Friday, July 9, 2010

POLITICAL SOLUTION KEY TO ENDING THREATS


The Philippines is expending a lot of political capital in Washington DC to help fund its internal wars.

The combined effects of the US recession, greater focus on human rights and reduced threat from the Abu Sayyaf, among others, appear to have shifted the Obama administration’s priorities in the Philippines.

In fact, the State Department has, for years, tried to trim military aid to the Philippines.

Total aid to the Philippines is expected to grow from about $115 million in 2008 to over $124 million this year, according to congressional records.

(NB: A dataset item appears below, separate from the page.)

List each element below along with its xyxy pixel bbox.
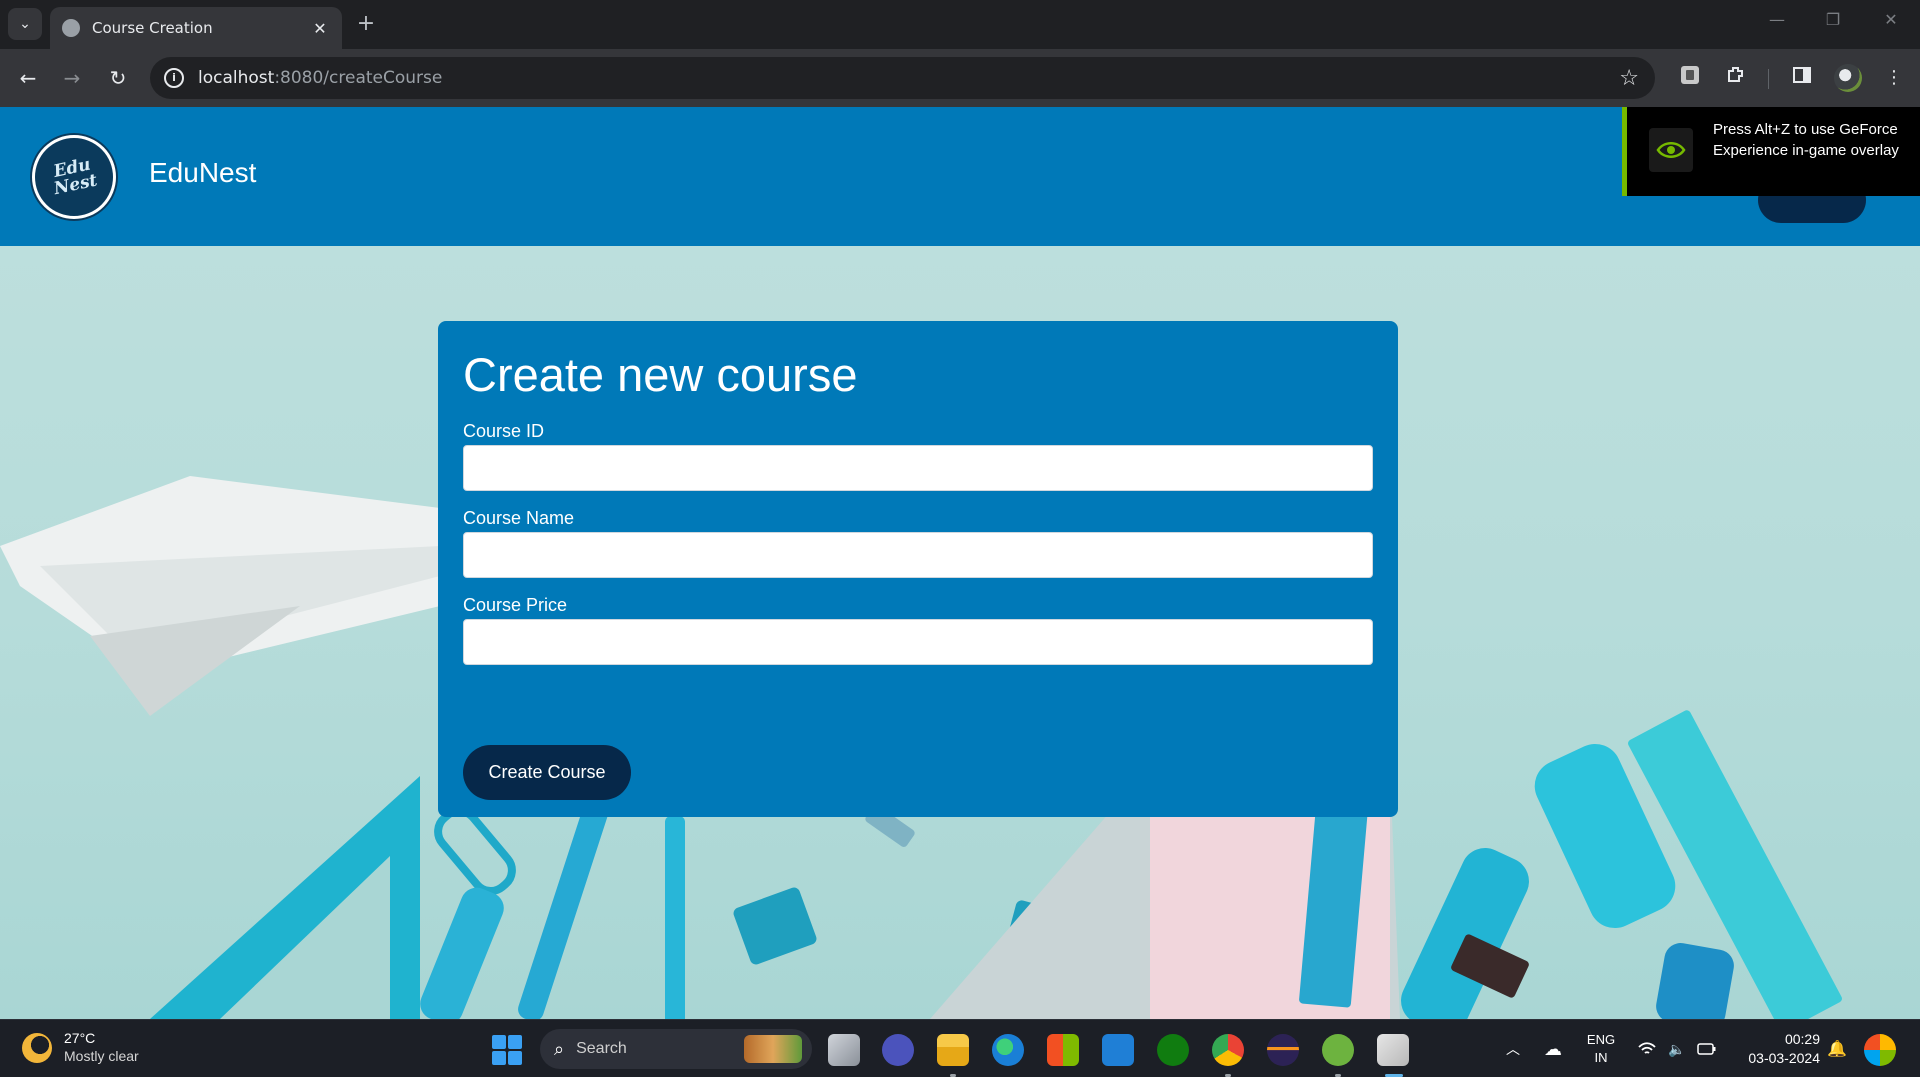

But military aid, primarily in the form of Foreign Military Financing (FMF) has been steadily falling from $164 million in 2005 to $30 million last year to a proposed $15 million for the coming fiscal year.

Actually, the Philippine military could have gotten less than half of what it did last year were it not for the intervention of key US allies on Capitol Hill, including Hawaii Senator Daniel Inouye who chairs the powerful appropriations committee.

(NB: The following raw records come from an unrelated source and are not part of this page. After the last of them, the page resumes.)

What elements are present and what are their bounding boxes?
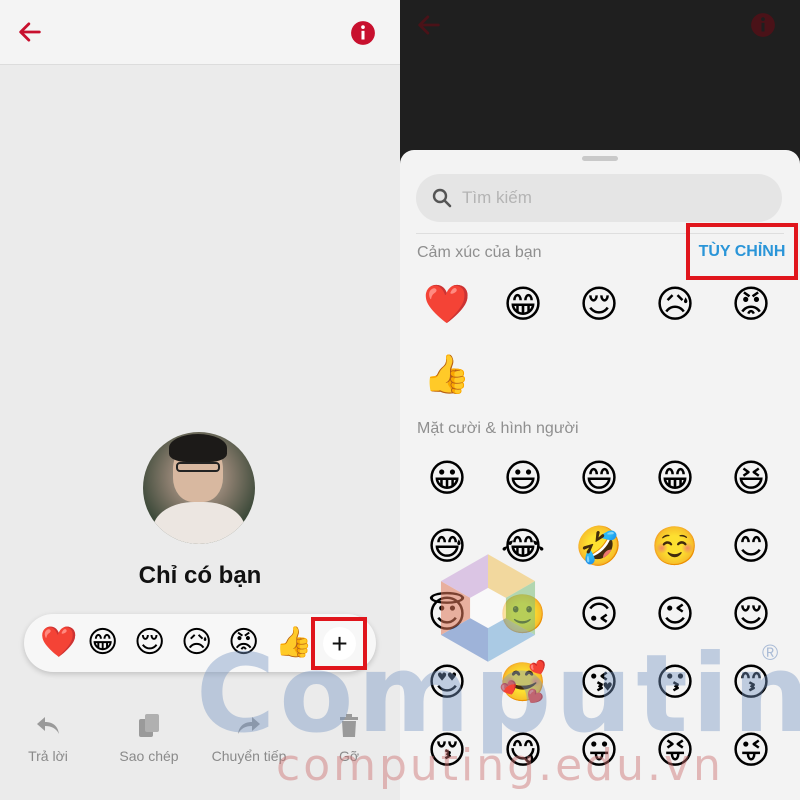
customize-button[interactable]: TÙY CHỈNH [686,223,798,280]
reply-icon [37,717,59,734]
emoji-cell[interactable]: 😊 [722,518,780,576]
reaction-grin[interactable]: 😁 [87,624,118,662]
info-button[interactable] [350,20,376,46]
emoji-cell[interactable]: 😃 [494,450,552,508]
info-button-dimmed[interactable] [750,12,776,38]
info-circle-icon [751,13,775,37]
emoji-thumbs-up[interactable]: 👍 [418,346,476,404]
watermark-brand: Computing [196,632,800,757]
emoji-cell[interactable]: 🤣 [570,518,628,576]
arrow-left-icon [19,22,41,42]
emoji-heart[interactable]: ❤️ [418,276,476,334]
emoji-cell[interactable]: 😁 [646,450,704,508]
chat-header [0,0,400,65]
search-icon [432,188,452,208]
reaction-relieved[interactable]: 😌 [134,624,165,662]
emoji-search-input[interactable] [462,185,762,211]
profile-name: Chỉ có bạn [138,562,262,589]
sheet-drag-handle[interactable] [582,156,618,161]
emoji-cell[interactable]: 😀 [418,450,476,508]
copy-label: Sao chép [119,748,179,764]
info-circle-icon [351,21,375,45]
back-button[interactable] [14,16,46,48]
emoji-angry[interactable]: 😡 [722,276,780,334]
avatar [143,432,255,544]
emoji-cell[interactable]: 😄 [570,450,628,508]
reaction-heart[interactable]: ❤️ [40,624,77,662]
emoji-grin[interactable]: 😁 [494,276,552,334]
emoji-sad[interactable]: 😥 [646,276,704,334]
emoji-relieved[interactable]: 😌 [570,276,628,334]
emoji-cell[interactable]: 😆 [722,450,780,508]
reply-action[interactable]: Trả lời [3,712,93,764]
back-button-dimmed[interactable] [414,10,444,40]
emoji-cell[interactable]: ☺️ [646,518,704,576]
your-reactions-title: Cảm xúc của bạn [417,244,542,261]
emoji-search-bar[interactable] [416,174,782,222]
smileys-title: Mặt cười & hình người [417,420,579,437]
copy-icon [139,714,159,737]
reply-label: Trả lời [28,748,68,764]
arrow-left-icon [418,15,440,35]
watermark-url: computing.edu.vn [276,740,724,791]
copy-action[interactable]: Sao chép [104,712,194,764]
watermark-registered-mark: ® [762,640,779,665]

Thanks to intense lobbying, and with the help of groups like Covington & Burling, military aid was kept at 2008 levels and the $2 million conditional aid – to encourage the Arroyo administration to address the problem of unsolved political killings – was excluded from the amount.

The State Department wants to use more of the aid for development assistance, health and education improvements, and food security.

They proposed, for instance, to spend almost $13 million for basic education, $17.5 million for family planning and reproductive health assistance, $5 million for developing clean energy, etc.

Funds for development assistance are expected to grow from about $28 million in 2008 to over $70 million this year, based on records.

Despite a protracted war with the New People’s Army and Moro Islamic Liberation Front, the Philippines has historically had one of the lowest defense spending in the region.

A 2009 study by the Journal of Sustainable Development showed Philippine military expenditure as a percentage of GDP dropped from 1.4 % in 1995 to 0.9 % in 2005. On the other hand, Indonesian military spending was 1.2 % of GDP in 2005, Singapore’s 4.7 % and Malaysia, 2.4 %.

That has forced the Armed Forces of the Philippines to rely on US military assistance. When US bases were still operating in the country, the US paid for up to 80 % of the AFP’s procurement, operations and maintenance expenses.

The Philippines has spent billions to wage its wars and after over 40 years of bloody conflict, it is perhaps time to re-ask the question – have we been any better off or more secure from it?

The military claims they have reduced the number of NPAs from a peak of 25,000 in the 1980s to about 5,000 scattered in 60 guerilla fronts across the country today.

The former AFP chief’s assurance that they’d eradicate the NPAs before former President Arroyo steps down last month was typical of the false bravado that has characterized the succession of military counter-insurgency campaigns.

Soldiers have done their worst against the “enemy” – be they NPAs, MILFs or ASGs and sadly, they’re still around.

As President Aquino charts his own course to resolving these overdrawn, dragged out conflicts, he should see that the stalemate can only be broken with a new brand of socio-economic and political blitzkrieg.

Perhaps he can draw inspiration from his own father’s feats at the height of the Huk threat.

As the US Congress deliberates on future assistance for the Philippines, perhaps it’s time to stop asking for more money for fighting, and instead insist on more money for building.

The man the people chose to bring change could perhaps use a little of that to pursue a new solution in lieu of the tired, old strategy that hasn’t worked for nearly half a century.

It's time for a little "smart power". It's clean, renewable and we don't have to keep asking America to get more of it.